Местные газеты при каждом удобном случае (и с нескрываемым тщеславием: вот какую важность приобрел наш Мингер!) перечисляли характеристики участвующих в блокаде военных кораблей: длина французского броненосца «Адмирал Боден», построенного в 1883 году, составляет сто метров; британский броненосец «Принц Георг», спущенный на воду в 1895 году, оснащен великолепными пушками и так далее и тому подобное. Кайзер Вильгельм из дипломатических соображений и опасения обидеть Абдул-Хамида не отправил к Мингеру германского корабля. Горожане не могли разглядеть броненосцы невооруженным взглядом. Увидеть корабли удавалось только из горных деревень и монастырей или забравшись повыше на скалы, причем исключительно в ясную, ветреную погоду. Потом небо затянули тучи, и корабли великих держав окончательно скрылись из виду, породив беспочвенные слухи о том, что броненосцы ушли, а то и вовсе не приходили.
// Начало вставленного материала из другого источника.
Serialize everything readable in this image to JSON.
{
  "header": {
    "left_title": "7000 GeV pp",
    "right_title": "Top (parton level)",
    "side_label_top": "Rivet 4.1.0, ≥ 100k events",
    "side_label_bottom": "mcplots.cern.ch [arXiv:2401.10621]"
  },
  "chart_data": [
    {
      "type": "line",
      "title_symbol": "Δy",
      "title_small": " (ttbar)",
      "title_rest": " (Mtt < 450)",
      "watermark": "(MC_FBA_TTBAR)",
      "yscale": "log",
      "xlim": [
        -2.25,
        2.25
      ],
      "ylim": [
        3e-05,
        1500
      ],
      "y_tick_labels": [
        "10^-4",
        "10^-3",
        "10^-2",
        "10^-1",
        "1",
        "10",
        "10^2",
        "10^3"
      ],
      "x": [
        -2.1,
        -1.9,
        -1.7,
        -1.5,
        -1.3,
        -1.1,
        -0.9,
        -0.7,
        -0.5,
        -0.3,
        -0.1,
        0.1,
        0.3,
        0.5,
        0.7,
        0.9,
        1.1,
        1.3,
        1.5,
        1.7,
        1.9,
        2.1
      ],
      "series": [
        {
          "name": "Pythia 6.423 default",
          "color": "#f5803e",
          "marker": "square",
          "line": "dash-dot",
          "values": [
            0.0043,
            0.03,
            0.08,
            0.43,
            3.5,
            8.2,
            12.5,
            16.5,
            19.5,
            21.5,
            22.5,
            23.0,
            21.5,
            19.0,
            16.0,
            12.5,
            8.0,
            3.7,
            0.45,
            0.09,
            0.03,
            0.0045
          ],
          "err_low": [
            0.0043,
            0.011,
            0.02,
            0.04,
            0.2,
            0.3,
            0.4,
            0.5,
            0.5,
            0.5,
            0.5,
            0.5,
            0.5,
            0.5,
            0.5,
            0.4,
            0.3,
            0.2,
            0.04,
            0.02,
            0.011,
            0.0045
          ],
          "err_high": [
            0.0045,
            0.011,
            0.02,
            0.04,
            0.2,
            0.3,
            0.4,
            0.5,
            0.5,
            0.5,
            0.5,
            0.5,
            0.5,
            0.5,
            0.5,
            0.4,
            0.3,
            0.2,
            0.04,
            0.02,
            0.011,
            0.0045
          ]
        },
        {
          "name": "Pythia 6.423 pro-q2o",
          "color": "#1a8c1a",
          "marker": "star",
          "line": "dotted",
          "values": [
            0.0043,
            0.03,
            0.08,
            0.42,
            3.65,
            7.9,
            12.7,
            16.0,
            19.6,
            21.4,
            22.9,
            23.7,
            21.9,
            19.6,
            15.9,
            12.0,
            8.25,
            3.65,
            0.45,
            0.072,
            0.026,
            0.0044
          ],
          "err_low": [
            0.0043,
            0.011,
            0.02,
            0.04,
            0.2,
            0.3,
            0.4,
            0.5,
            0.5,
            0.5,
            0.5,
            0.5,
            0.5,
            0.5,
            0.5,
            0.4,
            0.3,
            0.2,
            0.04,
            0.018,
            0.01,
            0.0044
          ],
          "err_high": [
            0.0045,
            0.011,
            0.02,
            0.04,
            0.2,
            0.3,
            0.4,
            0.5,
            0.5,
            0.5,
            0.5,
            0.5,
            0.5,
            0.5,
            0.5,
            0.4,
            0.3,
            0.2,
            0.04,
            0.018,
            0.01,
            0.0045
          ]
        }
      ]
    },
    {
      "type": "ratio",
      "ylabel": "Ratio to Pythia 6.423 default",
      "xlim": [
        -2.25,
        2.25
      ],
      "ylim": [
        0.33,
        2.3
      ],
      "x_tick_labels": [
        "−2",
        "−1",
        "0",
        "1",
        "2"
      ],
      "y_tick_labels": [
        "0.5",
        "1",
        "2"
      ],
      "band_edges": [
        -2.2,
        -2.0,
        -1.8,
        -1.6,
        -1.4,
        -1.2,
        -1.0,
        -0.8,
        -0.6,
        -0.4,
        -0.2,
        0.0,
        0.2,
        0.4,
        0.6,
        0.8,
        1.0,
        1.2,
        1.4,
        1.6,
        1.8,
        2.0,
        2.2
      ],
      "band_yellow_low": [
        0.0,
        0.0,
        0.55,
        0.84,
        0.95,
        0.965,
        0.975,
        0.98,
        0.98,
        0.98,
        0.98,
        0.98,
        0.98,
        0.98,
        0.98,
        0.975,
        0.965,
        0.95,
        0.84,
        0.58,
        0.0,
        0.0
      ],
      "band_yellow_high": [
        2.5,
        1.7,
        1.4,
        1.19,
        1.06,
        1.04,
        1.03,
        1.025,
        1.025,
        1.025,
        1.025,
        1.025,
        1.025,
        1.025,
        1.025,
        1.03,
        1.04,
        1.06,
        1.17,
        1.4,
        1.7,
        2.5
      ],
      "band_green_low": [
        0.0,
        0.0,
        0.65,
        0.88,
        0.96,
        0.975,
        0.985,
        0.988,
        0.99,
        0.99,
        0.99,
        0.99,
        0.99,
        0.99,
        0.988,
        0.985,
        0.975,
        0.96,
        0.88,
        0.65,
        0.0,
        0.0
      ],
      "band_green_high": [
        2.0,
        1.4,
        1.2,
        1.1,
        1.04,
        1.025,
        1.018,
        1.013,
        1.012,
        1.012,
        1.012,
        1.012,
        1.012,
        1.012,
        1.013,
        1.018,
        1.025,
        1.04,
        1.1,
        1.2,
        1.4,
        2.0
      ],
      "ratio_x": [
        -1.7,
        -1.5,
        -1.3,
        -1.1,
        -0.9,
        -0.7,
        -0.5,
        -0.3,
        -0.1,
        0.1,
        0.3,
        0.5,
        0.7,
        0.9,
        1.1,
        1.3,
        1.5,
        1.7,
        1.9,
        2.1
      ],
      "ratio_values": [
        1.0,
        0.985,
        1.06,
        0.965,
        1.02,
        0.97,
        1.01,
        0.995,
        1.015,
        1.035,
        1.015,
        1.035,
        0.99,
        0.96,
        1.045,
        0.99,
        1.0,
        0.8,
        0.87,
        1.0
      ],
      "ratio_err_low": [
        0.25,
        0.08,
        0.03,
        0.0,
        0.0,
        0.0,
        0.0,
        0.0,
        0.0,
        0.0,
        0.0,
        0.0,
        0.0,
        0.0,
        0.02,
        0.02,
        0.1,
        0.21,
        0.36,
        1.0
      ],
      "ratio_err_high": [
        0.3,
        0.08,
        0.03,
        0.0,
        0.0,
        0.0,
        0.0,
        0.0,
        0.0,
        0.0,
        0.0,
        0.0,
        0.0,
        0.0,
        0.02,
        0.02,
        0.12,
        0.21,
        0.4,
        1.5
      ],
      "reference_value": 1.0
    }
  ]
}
По приказу из Стамбула было распечатано и распространено по городу (подобно объявлениям о начале эпидемии и карантинных мерах) извещение о причинах блокады. В нем говорилось, что направлена она не против населения острова, а против преступных элементов, занимающихся незаконной перевозкой людей.
Блокада расстроила и деморализовала всех мингерцев. Она означала, что карантинные меры не принесли никакого результата и весь мир говорит теперь жителям вилайета Мингер: «Спасайтесь сами как хотите, а от нас держитесь подальше!» Православные греки, всегда видевшие в европейских и русских единоверцах своих защитников, убедились, что европейцы в первую очередь думают о себе. Но и у мусульман было такое чувство, будто Абдул-Хамид их бросил. Сразу же начали распространяться выдумки, способные смягчить горечь этой истины: султан уже направил на остров паром «Сухулет» с подмогой (медицинскими материалами, лекарствами и военными); смертность уже падает; англичане изобрели в Индии вакцину, с одного укола, как в случае с бешенством, излечивающую от чумы, но пока прячут ее за санитарными кордонами, чтобы выиграть время. Те горожане, что у себя дома говорили в основном по-мингерски и уважали текке и шейхов, были очень злы на англичан и французов. На Абдул-Хамида они зла не держали, понимая, что его принудили участвовать в блокаде.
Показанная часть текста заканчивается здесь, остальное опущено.